Climate SOS Tour, Day 2, Montana:  Seattle Team Reports from the Rails

Continental Divide, Montana, 9-6-09Climate SOS Team Leader Duff Badgley left Seattle via train and on Sunday night posted this blog as his train travelled towards North Dakota where he will meet up with the Massachusetts Team members.  They will meet with North Dakota Senators Dorgan and Conrad’s staffers on Tuesday in Bismarck

Duff writes from the Montana prairie 9/6/09:  No cell reception in Montana today, after I moved from the mountains to the plains. No email, no press contacts, no website tending, no organizing…not unwelcome after the mad dash to get ready for the Tour.

So, I am a train tourist cutting through Montana’s vast ranches and rolling range.

I spy errant, pickup-truck-sized oil wells rhythmically pumping their black stuff from the unsuspecting prairie. I spy distant mountains where Nez Perce Chief Joseph finally surrendered, saying “I will fight no more, forever.” I spy hawks and deer and turkey buzzards, a coyote and elk, and cattle. In the hamlets of Cut Bank and Shelby and the more sizable Havre (pronounced “Haver”), I eavesdrop onto people’s back porches and front yards. Traveling by train is intimate.

At breakfast, I ate with the most personable climate change denier I’ve met.

It took awhile for her to finally come out and say it. “I don’t think we’ve caused this. There are natural cycles, you know.”

I declined to debate. I said, “Regardless of the cause, we’ve got a global problem. ”

I told her about the methane news from MIT.

She said, “I’m an optimist. I don’t go in for that doom-and-gloom stuff.”

I ate my pancakes. She ate her omelette.

Trains make for strange travelmates.

Then I had lunch with a couple from Williston, ND. They knew quite a bit about wind power in ND.

So  now I am primed to take digital photos of a wind farm just south of Minot, ND from my bus to Bismarck on—what day?—Monday. Yeah, that sounds right. If I’m Busing to Bismarck,  it must  be Monday. That’s Labor Day for normal people.

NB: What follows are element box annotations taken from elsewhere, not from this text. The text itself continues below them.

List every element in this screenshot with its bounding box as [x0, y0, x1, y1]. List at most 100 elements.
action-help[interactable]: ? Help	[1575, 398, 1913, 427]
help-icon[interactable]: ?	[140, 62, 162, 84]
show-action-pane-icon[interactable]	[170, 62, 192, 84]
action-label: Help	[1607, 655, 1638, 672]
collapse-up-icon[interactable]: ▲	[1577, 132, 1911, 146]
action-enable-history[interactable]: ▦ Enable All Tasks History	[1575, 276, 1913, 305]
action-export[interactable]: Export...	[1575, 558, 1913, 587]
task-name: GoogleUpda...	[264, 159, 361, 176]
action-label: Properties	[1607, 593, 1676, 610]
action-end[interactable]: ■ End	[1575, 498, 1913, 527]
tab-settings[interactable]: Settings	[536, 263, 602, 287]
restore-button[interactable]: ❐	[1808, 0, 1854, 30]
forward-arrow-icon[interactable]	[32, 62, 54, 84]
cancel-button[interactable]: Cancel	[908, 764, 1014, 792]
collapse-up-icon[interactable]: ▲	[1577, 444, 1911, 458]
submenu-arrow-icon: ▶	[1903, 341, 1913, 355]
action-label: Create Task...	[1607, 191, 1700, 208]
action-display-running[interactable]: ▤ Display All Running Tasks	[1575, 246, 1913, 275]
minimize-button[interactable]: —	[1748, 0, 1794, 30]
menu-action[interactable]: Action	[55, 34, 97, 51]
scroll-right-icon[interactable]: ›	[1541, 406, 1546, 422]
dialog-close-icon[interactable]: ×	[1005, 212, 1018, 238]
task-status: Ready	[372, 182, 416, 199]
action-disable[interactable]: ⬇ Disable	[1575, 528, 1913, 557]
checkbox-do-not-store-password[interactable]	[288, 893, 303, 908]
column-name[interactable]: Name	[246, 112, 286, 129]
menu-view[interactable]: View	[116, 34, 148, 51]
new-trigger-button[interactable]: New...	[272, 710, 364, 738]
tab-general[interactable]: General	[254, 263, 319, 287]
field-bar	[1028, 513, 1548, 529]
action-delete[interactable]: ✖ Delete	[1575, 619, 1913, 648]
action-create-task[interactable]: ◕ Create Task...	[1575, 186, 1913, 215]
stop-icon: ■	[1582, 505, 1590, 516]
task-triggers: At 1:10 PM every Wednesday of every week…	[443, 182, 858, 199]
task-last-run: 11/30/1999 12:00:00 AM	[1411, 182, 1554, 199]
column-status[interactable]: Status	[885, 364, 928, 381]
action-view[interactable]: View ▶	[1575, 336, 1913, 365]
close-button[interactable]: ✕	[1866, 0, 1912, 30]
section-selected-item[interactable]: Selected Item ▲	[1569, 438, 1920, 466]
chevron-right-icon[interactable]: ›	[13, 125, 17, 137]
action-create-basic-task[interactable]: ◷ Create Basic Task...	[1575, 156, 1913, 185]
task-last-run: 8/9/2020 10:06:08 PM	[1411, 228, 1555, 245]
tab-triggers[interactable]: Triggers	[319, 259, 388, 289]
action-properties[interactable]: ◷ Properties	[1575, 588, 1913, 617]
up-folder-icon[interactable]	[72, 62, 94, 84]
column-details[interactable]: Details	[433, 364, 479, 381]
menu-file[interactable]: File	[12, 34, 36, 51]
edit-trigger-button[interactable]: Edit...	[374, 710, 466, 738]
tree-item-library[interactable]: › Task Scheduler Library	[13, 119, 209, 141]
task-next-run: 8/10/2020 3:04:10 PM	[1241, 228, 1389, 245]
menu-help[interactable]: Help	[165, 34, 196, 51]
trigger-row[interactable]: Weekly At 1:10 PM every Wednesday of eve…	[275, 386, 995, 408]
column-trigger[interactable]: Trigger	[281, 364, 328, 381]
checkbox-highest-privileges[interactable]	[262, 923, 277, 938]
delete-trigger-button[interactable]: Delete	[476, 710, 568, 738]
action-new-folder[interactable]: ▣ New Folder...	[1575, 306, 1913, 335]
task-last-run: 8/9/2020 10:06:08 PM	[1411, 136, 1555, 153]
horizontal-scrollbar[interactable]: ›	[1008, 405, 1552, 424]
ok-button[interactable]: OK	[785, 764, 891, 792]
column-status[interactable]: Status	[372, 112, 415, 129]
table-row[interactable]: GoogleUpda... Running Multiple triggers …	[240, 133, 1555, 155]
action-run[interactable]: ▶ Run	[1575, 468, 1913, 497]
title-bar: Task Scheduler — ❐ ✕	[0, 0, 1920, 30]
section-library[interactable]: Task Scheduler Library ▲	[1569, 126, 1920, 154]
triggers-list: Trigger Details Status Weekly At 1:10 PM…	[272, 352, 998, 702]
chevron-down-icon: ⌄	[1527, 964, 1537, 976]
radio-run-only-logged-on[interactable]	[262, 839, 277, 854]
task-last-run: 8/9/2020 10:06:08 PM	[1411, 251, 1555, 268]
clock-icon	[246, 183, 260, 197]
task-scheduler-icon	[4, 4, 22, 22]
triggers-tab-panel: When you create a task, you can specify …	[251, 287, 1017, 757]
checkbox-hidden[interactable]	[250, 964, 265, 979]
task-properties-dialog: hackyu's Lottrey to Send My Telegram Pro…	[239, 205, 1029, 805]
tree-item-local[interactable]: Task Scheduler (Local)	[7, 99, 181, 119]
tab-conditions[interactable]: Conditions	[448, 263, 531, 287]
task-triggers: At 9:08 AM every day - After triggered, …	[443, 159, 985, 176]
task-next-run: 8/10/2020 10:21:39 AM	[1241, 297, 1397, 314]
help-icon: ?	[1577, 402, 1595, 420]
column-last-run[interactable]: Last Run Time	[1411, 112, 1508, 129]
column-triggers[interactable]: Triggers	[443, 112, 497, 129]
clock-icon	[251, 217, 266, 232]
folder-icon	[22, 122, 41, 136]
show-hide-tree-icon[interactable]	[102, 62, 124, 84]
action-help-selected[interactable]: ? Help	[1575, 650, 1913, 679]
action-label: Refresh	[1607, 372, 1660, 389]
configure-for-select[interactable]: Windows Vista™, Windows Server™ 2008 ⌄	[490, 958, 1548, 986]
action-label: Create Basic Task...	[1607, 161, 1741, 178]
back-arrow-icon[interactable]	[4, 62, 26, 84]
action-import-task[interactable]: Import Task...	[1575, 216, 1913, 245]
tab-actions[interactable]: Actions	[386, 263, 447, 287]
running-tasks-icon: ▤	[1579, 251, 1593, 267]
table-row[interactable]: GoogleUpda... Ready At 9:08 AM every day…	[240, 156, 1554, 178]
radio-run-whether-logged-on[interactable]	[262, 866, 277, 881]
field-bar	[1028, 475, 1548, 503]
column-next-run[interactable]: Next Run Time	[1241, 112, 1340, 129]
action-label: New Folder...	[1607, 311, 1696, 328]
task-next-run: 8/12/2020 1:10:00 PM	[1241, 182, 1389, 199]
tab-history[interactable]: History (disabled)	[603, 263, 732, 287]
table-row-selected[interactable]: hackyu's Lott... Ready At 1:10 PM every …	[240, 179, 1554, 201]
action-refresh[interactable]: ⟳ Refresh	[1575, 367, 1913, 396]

Maybe this will give Bill and Susan and me a good talking point for meeting with Conrad’s staff on Tuesday. Bill has been researching ‘online tariffs’ in ND and elsewhere. With online tariffs,  utility companies must  buy back for the grid power supplied by individuals and anyone generating wind power.

Hopeful? Maybe.

Gives us something to agree on with Conrad‘s staff, rather than focus on coal only. A bunch of carpetbaggers preaching the Evils of Demon Coal might not be well received. We’re going to the Heartland to make temporary, tactical allies to help KILL THE BILL. Without which, we have nothing.